Turns out, I've been writing fantastical mysteries with elements of paranormal. Siren Suicides at its core is a mystery that tried to be horror. Rosehead is a mystery that didn't have time to turn to horror (and thank God, because that saved it from me). Irkadura graduated from mystery to horror and even graduated to suspense in places. The Badlings started out as mystery then I tried turning it into adventure and failed. TUBE also started out as mystery, then turned horror, and now I'm making it into suspense. Janna, on the other end, began as suspense and will stay as suspense.
Why did I do all this shifting and changing? I know now. I will explain.

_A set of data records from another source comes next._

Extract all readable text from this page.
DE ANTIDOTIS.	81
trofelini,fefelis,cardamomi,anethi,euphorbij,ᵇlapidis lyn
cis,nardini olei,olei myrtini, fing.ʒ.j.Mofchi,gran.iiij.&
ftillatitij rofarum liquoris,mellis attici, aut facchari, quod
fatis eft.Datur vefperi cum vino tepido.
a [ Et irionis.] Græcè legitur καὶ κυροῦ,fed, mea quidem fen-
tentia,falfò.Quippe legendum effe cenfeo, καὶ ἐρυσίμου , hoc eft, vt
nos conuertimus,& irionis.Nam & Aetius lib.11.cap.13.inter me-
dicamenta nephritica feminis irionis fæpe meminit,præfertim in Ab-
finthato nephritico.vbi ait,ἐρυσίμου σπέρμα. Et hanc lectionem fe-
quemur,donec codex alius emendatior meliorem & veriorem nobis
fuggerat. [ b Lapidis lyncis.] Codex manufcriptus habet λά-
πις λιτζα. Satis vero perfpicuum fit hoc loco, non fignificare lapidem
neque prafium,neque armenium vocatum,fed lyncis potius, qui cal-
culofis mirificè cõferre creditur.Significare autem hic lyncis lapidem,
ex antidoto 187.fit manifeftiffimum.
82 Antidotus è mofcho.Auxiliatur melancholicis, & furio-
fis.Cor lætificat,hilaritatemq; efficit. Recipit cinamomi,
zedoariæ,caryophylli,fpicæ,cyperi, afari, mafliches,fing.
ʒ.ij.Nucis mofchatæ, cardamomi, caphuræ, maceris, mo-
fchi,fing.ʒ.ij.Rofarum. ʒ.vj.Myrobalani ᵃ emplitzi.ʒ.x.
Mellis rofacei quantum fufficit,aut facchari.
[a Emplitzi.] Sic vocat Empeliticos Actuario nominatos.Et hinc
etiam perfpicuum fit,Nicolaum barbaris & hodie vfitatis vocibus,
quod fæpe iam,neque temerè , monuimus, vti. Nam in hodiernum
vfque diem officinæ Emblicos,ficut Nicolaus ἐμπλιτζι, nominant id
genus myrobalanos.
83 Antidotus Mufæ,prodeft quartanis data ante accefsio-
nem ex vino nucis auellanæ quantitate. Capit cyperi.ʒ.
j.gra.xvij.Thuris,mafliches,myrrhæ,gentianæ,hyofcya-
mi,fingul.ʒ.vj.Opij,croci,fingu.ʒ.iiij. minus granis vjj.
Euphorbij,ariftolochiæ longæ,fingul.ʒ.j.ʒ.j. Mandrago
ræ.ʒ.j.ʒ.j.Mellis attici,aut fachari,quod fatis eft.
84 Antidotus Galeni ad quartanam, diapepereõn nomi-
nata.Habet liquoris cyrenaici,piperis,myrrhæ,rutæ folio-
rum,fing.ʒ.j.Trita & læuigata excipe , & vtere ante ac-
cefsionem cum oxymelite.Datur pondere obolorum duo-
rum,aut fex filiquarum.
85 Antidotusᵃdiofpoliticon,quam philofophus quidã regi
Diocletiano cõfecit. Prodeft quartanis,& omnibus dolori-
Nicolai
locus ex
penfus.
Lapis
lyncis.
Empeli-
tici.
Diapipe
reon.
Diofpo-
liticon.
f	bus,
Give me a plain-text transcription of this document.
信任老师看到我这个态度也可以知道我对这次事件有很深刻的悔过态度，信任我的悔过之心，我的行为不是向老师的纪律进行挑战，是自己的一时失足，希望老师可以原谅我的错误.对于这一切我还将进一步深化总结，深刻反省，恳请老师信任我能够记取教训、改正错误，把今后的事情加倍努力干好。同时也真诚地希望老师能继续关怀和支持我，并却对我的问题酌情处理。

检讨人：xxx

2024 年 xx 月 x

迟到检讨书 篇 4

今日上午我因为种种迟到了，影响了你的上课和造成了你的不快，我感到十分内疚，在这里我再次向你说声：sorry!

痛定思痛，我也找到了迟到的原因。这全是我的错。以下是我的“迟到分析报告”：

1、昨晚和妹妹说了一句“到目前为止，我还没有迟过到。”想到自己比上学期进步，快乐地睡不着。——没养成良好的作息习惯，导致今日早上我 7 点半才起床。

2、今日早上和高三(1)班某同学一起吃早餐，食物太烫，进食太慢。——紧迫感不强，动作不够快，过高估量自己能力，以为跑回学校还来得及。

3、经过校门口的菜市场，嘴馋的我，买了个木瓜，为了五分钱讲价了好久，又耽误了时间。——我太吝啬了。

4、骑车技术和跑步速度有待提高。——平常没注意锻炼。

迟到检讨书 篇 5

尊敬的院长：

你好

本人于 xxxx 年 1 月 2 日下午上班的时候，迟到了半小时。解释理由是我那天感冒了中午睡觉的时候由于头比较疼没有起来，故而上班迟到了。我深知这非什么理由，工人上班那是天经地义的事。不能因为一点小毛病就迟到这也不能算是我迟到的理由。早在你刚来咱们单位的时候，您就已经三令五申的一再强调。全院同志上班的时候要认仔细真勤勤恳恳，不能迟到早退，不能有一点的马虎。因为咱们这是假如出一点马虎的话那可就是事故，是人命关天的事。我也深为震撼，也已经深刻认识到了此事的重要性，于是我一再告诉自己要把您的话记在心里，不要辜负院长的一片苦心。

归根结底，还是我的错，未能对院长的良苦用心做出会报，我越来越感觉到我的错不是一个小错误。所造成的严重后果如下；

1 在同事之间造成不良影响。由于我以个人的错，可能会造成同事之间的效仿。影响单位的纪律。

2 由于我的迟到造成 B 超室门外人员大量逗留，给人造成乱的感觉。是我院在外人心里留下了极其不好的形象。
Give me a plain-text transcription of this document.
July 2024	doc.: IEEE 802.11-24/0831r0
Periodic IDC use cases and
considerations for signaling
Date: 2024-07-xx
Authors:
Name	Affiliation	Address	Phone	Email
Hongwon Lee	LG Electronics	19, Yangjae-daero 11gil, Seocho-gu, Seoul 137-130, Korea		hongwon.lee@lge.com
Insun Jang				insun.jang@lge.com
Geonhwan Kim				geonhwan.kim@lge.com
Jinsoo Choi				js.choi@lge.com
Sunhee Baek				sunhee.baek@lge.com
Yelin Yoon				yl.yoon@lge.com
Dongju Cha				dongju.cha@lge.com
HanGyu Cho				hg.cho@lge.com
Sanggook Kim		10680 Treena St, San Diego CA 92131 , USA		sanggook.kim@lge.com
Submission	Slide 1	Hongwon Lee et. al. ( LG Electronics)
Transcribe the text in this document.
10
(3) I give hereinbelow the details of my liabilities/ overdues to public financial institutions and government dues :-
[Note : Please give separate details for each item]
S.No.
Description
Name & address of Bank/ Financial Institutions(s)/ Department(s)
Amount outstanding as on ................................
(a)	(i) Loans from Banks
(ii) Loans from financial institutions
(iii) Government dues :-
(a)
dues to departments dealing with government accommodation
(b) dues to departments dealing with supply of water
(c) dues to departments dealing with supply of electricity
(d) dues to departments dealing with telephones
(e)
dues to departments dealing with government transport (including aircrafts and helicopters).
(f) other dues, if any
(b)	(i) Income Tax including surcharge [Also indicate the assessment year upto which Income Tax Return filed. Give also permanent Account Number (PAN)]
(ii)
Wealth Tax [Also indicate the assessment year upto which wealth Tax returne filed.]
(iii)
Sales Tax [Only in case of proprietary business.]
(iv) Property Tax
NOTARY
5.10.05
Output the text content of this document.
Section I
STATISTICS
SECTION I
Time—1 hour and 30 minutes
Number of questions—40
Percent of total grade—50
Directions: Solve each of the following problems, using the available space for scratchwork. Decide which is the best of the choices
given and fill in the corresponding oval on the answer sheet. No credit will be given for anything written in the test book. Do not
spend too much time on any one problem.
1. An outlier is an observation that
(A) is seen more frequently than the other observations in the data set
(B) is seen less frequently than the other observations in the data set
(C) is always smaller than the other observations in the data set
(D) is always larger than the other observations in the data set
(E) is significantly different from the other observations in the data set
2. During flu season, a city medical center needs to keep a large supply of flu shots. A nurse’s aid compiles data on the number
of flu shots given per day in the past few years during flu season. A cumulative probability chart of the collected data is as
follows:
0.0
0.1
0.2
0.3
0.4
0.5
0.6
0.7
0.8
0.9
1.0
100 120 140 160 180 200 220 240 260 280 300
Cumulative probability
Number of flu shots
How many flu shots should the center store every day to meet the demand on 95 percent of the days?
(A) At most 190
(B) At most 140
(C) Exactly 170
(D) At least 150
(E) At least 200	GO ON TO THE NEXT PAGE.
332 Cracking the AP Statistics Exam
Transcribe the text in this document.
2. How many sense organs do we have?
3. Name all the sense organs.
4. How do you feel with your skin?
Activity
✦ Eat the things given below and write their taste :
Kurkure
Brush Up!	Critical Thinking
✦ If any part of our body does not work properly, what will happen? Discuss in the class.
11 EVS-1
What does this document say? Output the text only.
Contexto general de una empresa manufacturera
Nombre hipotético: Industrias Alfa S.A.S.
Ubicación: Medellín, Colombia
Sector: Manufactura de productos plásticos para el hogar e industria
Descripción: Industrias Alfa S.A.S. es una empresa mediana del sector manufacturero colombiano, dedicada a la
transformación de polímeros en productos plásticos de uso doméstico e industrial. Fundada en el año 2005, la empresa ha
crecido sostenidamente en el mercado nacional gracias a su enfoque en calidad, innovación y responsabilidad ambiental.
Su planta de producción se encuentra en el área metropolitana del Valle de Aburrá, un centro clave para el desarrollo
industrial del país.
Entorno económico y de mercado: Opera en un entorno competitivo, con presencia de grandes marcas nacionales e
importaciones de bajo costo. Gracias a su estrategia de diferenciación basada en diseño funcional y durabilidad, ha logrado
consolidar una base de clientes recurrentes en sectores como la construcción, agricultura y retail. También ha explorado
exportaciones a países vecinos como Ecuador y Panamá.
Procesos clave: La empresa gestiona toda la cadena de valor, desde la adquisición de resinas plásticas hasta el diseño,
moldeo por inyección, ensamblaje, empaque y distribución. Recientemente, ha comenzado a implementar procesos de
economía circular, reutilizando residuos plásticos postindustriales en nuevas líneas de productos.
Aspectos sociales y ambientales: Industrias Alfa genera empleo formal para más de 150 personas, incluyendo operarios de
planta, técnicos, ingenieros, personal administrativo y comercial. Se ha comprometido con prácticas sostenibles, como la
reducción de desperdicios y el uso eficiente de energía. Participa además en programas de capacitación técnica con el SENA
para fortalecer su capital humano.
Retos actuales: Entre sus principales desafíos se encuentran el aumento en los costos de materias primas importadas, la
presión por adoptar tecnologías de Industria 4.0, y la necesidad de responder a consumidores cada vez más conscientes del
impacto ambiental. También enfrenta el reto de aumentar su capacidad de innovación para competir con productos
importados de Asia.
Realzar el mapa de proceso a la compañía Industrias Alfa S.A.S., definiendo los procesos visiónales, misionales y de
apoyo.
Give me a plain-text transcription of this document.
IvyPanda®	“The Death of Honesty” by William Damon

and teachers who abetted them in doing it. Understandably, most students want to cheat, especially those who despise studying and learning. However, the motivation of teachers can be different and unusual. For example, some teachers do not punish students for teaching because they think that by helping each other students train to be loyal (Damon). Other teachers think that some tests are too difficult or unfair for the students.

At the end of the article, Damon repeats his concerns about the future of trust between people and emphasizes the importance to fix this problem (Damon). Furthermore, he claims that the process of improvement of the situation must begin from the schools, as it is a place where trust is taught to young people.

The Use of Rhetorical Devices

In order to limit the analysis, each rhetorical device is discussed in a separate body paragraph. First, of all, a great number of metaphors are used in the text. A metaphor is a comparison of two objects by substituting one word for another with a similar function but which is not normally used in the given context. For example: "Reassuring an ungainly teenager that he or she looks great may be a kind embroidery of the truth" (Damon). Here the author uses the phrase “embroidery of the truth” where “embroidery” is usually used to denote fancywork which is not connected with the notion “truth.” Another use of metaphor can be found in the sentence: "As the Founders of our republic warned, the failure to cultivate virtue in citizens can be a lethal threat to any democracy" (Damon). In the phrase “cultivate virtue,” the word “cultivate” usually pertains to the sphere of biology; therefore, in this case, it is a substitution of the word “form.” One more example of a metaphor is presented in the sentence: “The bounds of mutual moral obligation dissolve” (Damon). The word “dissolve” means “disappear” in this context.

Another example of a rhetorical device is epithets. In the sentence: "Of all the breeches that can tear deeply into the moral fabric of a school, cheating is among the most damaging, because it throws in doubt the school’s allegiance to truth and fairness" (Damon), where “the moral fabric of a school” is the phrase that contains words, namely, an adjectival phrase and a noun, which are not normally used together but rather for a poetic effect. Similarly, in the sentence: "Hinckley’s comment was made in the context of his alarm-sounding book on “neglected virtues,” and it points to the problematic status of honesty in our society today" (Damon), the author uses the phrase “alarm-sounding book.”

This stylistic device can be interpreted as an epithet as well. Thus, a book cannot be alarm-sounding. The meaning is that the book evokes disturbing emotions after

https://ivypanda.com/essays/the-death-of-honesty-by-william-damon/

My assumptions are, of course, generalizations. Every book has elements of many genres. However, mystery is something where you know a bad thing has happened, but you don't know who did it and why. This is how I used to write all my first drafts, by way of discovering the story as I went, hence—mystery. Horror is where you see the bad thing happening, you get a seat in the first row. So when I tried writing pure horror from the start (TUBE), I failed because I was writing it as mystery, trying to figure it out as I went, and then I wrote myself into a corner. Now, suspense is where we know a bad thing is about to happen, we even know who will do it and how and why, and yet we read on. For suspense. This is Janna. And suspense is what I love reading most, so I guess I hit my genre. At least for now. But genre doesn't matter here as much as me dismantling my process. You see, if I continued writing mysteries like Rosehead, I'd be okay without plotting, or with minimal plotting. But I can't really write suspense if I don't know what's happening next. I HAVE TO KNOW. And that is where my frustration with TUBE came from. I read the draft and saw that it wasn't horror at all, it was a mess of scenes that tried to be scary.
This is incredible, seeing how my process works. If you haven't analyzed your own books, I highly recommend it. I'm actually going to write plot summaries for one or several of my books, to see where the holes are and what I'm good at doing naturally, and what I need to learn.
There is a huge difference in writing blindly and writing knowingly. I'm not there yet. The reason I'm so scared and disoriented and frustrated right now is because I suddenly see that I'm not there yet. I didn't see it before.
Of course, the only way out of this is forward. I shall finish the plot summary and the timeline for Janna by the beginning of next week, send it off to my writing mentor for tearing it apart, do another scrub through the plot summary for Tyubik and then start writing it. The final draft. Draft 5. What will that look like, writing while sticking to the plot? I have no idea. Wish me luck. And send me coffee. And stuff. You know, the usual.